20171115

Just now... well, before the hard-boiled eggs.

I am at a beach location, clearly a busy tourist area, but it doesn't feel like Florida. I think I remember somebody saying Texas. I wouldn't know what that feels like since I've never been to a beach in Texas. But here I am; I've been here a while, combining work and leisure, because despite being here to work on a proposal, there just hasn't been much to do. Something is funky about the proposal; we all think it's moribund or unwinnable or both but until something definitive happens we are bound to work it.

Walter and Don both dropped acid some time ago. At some point I hear Walter talking to someone he's just met about having "committed suicide" last year. I consider the oddness of using that phrase to mean an unsuccessful attempt—but he certainly committed an act, whether it was completed or not, so I decide the usage is fine. Walter appears to have been saved by a natural display of beauty that convinced him to live instead of die. The display was a sort of "aurora oceanis", an orange or salmon-colored show of lights dancing above the shoreline, caused by krill (Walter doesn't use this word and I don't think of it at the time, but it's clear from the color) that are borne on a cycle of subterranean water currents (as if the ocean continues under the land) and expressed into the air through evaporation of water near the shore. This phenomenon (doo doooo de doo doo) is not happening right now, but I either remember or imagine it happening, over yonder on that beach. Right behind the mountain range.

Geology is not Brain's strong suit.

I am aware of a group of young folk nearby talking about having had to repair an old junker, er, classic car, twice—seemingly just today. I am in something like an all-purpose room—church hall?—or waiting room, just eavesdropping. I don't think it is the put-upon car owners but some other group (including Darrius from NOLA) who are talking reverently about a "The Wire"-like television show with a popular but unofficial surname after a main character, something like "The Travels of Bobby Burma Shave". It's not that, but neither is it "The Travels of Jimmy McNutty". Whatever the show is, I *love* it and, hearing others gushing, now I want to binge re-watch, availing myself of all ephemera.
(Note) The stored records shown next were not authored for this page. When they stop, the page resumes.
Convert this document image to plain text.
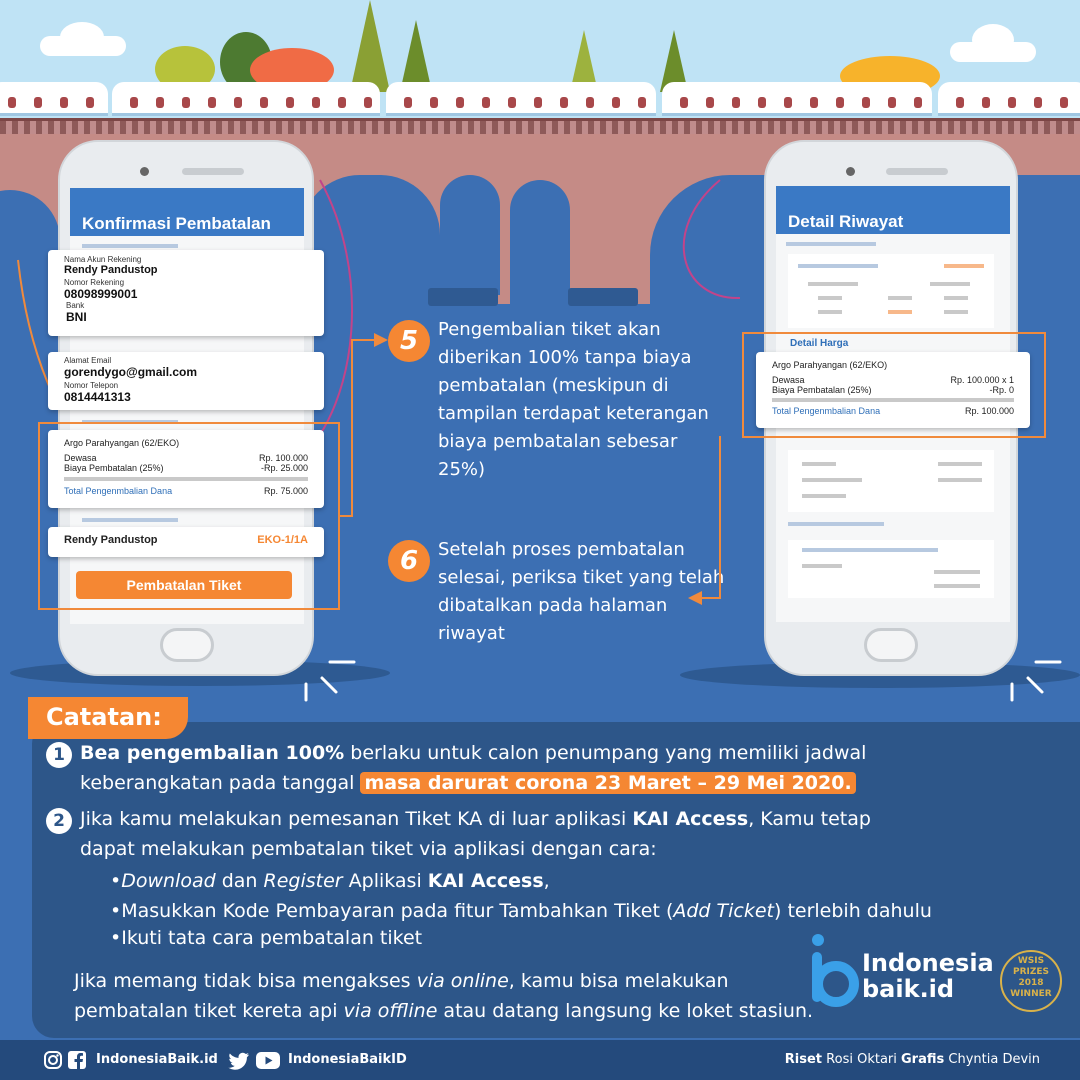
Konfirmasi Pembatalan
Nama Akun Rekening
Rendy Pandustop
Nomor Rekening
08098999001
Bank
BNI
Alamat Email
gorendygo@gmail.com
Nomor Telepon
0814441313
Argo Parahyangan (62/EKO)
Dewasa	Rp. 100.000
Biaya Pembatalan (25%)	-Rp. 25.000
Total Pengenmbalian Dana	Rp. 75.000
Rendy Pandustop	EKO-1/1A
Pembatalan Tiket
Detail Riwayat
Detail Harga
Argo Parahyangan (62/EKO)
Dewasa	Rp. 100.000 x 1
Biaya Pembatalan (25%)	-Rp. 0
Total Pengenmbalian Dana	Rp. 100.000
5	Pengembalian tiket akan diberikan 100% tanpa biaya pembatalan (meskipun di tampilan terdapat keterangan biaya pembatalan sebesar 25%)
6	Setelah proses pembatalan selesai, periksa tiket yang telah dibatalkan pada halaman riwayat
Catatan:
1 Bea pengembalian 100% berlaku untuk calon penumpang yang memiliki jadwal keberangkatan pada tanggal masa darurat corona 23 Maret – 29 Mei 2020.
2 Jika kamu melakukan pemesanan Tiket KA di luar aplikasi KAI Access, Kamu tetap dapat melakukan pembatalan tiket via aplikasi dengan cara:
•Download dan Register Aplikasi KAI Access,
•Masukkan Kode Pembayaran pada fitur Tambahkan Tiket (Add Ticket) terlebih dahulu
•Ikuti tata cara pembatalan tiket
Jika memang tidak bisa mengakses via online, kamu bisa melakukan pembatalan tiket kereta api via offline atau datang langsung ke loket stasiun.
Indonesia
baik.id
WSIS
PRIZES
2018
WINNER
IndonesiaBaik.id	IndonesiaBaikID	Riset Rosi Oktari Grafis Chyntia Devin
I tell myself I need to shop online for "definitive companion" books, compendia of trivia, criticism and analysis.

I see Don walking past, heading down a side-arcade in a retail complex, and I call his name. It is the first time I've caught up to him since he dosed early in the day. I have conflicting feelings about Don (who is not quite Don Gordon, my deeply ill-advised unrequited love from Newark in the '90s). Mostly I cannot help finding him beautiful as a complete package: pretty, hippified, WSYWIG, even-keeled, thoughtful, mindful. If there ever was an argument for the existence of the human soul, it was Don. (Spoiler: there's not.)

After checking each other's wellness, he tells me with a hint of embarrassment that he'd like to consult the local papers for places to live—it's his first visit here and he already wants to move here. He tells me he has had a really nice trip but doesn't attempt to describe it. "I'm glad you got a chance to drop today," I tell him. (I myself did not dose.) "It was a gorgeous day." Indeed, it still is, with the light just beginning to dim. I'm still thinking about those salmon-colored lights and I wonder if Don has ever seen them. It would be great to see them while peaking.

Don mentions he was with or peripheral to the folks who needed to get the car fixed (just one of the two times). Then he wonders aloud how Bill (the boss) feels about the current solicitation. Does he just want it to be canceled by the customer so everyone can stop working on a losing bid? Yeah, Bill totally does want cancellation, I tell Don as we stroll around a green beachfront dorm-style building. That's what we all want, I tell him. Cancellation.